2014 was a big year for the collections of the Ohio History Connection. Objects traveled around the world, new exhibits opened featuring objects never before seen by the public, and new objects were acquired that will help us to connect with Ohio’s past, understand the present and create a better future. Some highlights include:
The Adena Effigy Pipe traveled to Paris, France for an exhibit, The Plains Indians: Artists of Earth and Sky, at the Musée du Quai Branly. In 2015 the pipe will continue traveling with the exhibit to the Metropolitan Museum of Art in New York City.
Our Polly Crockett hat, a girl’s hat produced by Sanitized in the late 1950s made of faux fur in pink, white, and green and featuring a drawing of Davy Crockett’s first wife, Polly, was included in the Museum of American History‘s blog, O Say Can You See?. The hat was also chosen as one of the 25 Artifacts of the American Childhood by the Mid-Atlantic Popular and American Culture Association.

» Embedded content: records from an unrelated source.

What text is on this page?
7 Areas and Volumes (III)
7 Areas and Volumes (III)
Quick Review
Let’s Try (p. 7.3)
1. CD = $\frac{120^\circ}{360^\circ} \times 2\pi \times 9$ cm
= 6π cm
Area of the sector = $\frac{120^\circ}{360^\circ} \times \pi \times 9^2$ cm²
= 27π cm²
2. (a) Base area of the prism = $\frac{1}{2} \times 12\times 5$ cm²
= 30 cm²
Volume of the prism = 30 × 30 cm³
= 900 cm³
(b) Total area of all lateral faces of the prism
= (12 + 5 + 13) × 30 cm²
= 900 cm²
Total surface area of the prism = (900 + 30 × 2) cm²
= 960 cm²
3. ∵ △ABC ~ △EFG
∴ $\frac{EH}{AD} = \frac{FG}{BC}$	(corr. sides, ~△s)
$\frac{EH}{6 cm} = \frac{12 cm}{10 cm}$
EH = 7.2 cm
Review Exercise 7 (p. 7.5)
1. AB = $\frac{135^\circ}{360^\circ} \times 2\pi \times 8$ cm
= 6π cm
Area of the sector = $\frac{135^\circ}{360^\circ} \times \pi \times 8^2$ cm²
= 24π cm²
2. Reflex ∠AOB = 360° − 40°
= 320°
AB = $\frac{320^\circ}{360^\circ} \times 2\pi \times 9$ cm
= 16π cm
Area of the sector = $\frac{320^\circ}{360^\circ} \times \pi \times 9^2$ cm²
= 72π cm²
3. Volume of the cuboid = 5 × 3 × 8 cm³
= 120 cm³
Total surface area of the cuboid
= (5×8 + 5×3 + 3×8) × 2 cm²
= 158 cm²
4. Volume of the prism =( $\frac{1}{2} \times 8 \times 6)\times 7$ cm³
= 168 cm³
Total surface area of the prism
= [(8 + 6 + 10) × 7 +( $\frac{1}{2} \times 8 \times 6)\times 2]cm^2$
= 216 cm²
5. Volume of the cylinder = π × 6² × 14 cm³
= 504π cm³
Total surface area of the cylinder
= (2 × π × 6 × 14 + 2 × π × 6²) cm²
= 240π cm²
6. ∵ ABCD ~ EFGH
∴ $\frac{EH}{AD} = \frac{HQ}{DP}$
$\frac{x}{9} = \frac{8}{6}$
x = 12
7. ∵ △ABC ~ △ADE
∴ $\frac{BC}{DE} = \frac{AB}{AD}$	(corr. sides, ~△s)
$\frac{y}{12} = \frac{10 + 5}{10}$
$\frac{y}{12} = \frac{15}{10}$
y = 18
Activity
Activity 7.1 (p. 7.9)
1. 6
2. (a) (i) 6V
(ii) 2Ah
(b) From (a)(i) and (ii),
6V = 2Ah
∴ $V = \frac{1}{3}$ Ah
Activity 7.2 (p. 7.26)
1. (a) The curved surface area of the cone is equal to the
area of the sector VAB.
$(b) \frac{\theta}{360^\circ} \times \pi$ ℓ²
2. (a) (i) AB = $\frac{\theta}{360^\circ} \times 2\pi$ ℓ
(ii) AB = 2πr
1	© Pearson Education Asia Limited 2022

Two new exhibitions opened at the Ohio History Center this year: Going, Going, Gone and Reflections of an Artist: Emerson Burkhart. Going, Going, Gone explores how species go from enormously large populations to the brink of extinction or cease to exist altogether. It features one of the last known wild passenger pigeons, Buttons, who was found in Ohio and is a part of the Ohio History Connection’s permanent collection. Reflections of an Artist: Emerson Burkhart explores Emerson Burkhart (1905-1969) who ruled the Columbus art scene during the 1950s and 1960s with his honest portraits and depictions of life in the city. While Burkhart was praised for his artistic skill, conflicts in his personal and professional life prevented him from receiving national attention. Reflections of an Artist: Emerson Burkhart displays never seen artwork by Burkhart, including the original sketches for the controversial mural Music.
In addition to new exhibits, several new objects have been added to the permanent exhibits of the Ohio History Center. Four pieces made by Columbus Folk Artist Elijah Pierce were added to the History Mall located on the first floor of the museum. New textiles were added to the first floor as well, exploring the relationship between the political experience and textiles.
Several new collections were added to the permanent collection this year. Some of the highlights include a large donation of toys made by the Ohio Art Company, the American Lung Association of Ohio donated a large collection of archival materials documenting the fight against tuberculosis, the Natural History Curators received a mastodon vertebra anonymously donated, and the Archaeology department received over 20,000 artifacts found at the home of President Harding. The Zouave Ambrotype, missing since 1978, was finally return to the Campus Martius Museum.
The Rankin House, a National Historic Landmark and that was part of the Underground Railroad, re-opened after an extensive renovation on August 23, 2014 and features objects from the collection never exhibited before.
We hosted hundreds of visiting researchers who examined our collections and added to our institutional knowledge. Artist Drew Ernst was inspired by objects in our Natural History collection, creating a new piece based on the Northern Harrier. Students from the Ohio State University Department of Art visited the Ohio History Center to examine the coffin of Neskhonspakhered. The Ohio History Connection sponsored the I Found It In The Archives contest; winner Deborah Tracy discovered her maternal great-grandfather name’s was Jasper Haddock, an ancestor previously unknown to her family, and that he served in the heralded 55th Massachusetts Colored Infantry.
In addition to adding objects to the permanent collection, three new staff members joined the Ohio History Connection curatorial staff this year, Kellie Locke-Rogers, an Archaeology Collections Assistant, Erin Cashion, a Natural History Curator, and Becky Preiss Odom, a History Curator.
Research by the collections staff was highlighted in many media outlets this year. Senior Archaeology Curator Brad Lepper wrote one of the most viewed columns of the year for the Columbus Dispatch entitled, “Flint tool disappeared with Hopewell Culture”. Dr. Lepper and Natural History Curator Dave Dyer also were featured in a panel about the future of the planet at the Columbus Metropolitan Club which aired on local television stations. Archaeology Curators Bill Pickard and Linda Pansing shared the story of how mounds built by the Adena Culture were discovered in Clintonville in the Columbus Neighborhoods series on WOSU. History Curator Cliff Eckle demonstrated how a flint lock rifle is loaded on the Worthington episode of the series. While History Curator Emily Lang discussed the life of Emerson Burkhart on the WOSU series Broad and High.
Thanks for making 2014 a great year for the Ohio History Connection! What do you look forward to seeing from us next year?